I have to think a little more about the things you mention in the previous contribution, but maybe this also helps. I did a lot of work on what you call "exterior influences". If you tell me more about what your goal is, I can maybe give more directed literature references. I have also a lot of unfinished work in this field, if the right problem comes up, this may be of interest (to me) as well.
your calculation seems to state well my concern. This is very nice, thank you for taking your time. But, right now I'm taking a look at the experiment of Ciliberto. Note that the noise bath in the supplementary material have a colored spectrum.

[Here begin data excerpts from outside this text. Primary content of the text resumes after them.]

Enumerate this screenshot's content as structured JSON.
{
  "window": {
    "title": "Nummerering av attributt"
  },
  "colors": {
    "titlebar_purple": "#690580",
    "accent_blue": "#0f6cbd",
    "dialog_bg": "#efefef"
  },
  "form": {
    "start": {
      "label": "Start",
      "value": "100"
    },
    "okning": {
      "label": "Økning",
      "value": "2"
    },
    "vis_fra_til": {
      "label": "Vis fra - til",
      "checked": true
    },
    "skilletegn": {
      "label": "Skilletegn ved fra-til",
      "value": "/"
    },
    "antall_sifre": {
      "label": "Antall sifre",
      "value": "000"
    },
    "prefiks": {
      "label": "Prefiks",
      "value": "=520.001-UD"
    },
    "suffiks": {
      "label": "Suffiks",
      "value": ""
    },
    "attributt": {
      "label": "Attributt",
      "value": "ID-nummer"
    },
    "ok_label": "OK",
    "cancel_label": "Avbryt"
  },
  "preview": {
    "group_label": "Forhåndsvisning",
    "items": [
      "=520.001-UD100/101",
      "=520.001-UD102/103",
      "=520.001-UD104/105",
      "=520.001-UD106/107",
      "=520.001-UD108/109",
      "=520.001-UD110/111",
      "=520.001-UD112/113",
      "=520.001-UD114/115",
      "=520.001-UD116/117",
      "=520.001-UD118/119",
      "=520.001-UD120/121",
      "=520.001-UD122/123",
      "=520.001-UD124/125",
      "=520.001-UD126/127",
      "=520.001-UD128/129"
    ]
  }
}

This is an interesting experiment, but be aware that there are two heat baths at different temperatures in their case. This means that there is a temperature gradient, it is not a system in equilibrium, and in such a system there is always dissipation and entropy production. I do not quite understand why they try to connect it to the Feynman ratchet, since in that case you try to get work from a single temperature reservoir. Not everybody believes that Feynman conclusively proved the impossibility of such a ratchet, and I have a number of papers (some of them also from Phys. Rev. Lett.) of people claiming to show the possibility of creating such a perpetual motion machine of the second kind, mostly using capacitors or magnetism though; or claims that biological systems, such as photosynthesis, can accomplish this. However, nobody as yet constructed one. I personally don't believe that it is possible, although I have no conclusive proof that you cannot get work from equilibrium fluctuations. There is a vast literature about this, google "Maxwell's demon" to get started.
In the work I did (or we, as I always worked with others on this, notably P. Mazur and later J.T. Hynes), consistency was always a major issue. That is why the fluctuation dissipation theorems were always part of our investigations, something that is problematic in non-equilibrium situations, such as systems with a temperature gradient. It also puts restrictions on the coupling between bath and system of interest, which is why Pal's system of equations struck me immediately as problematic. There is likely some recent literature in the field of dissipative systems that I am not aware of.
I'd be happy to discuss these things with you if you are interested. We can also do that outside the RG environment. I think I now understand your original question, since it will be an issue how to describe the fluctuations in population dynamics using some equivalent of a heat bath. The driving force in living systems is an entropy gradient after all. I'll have a look at your papers to see what you are working on exactly.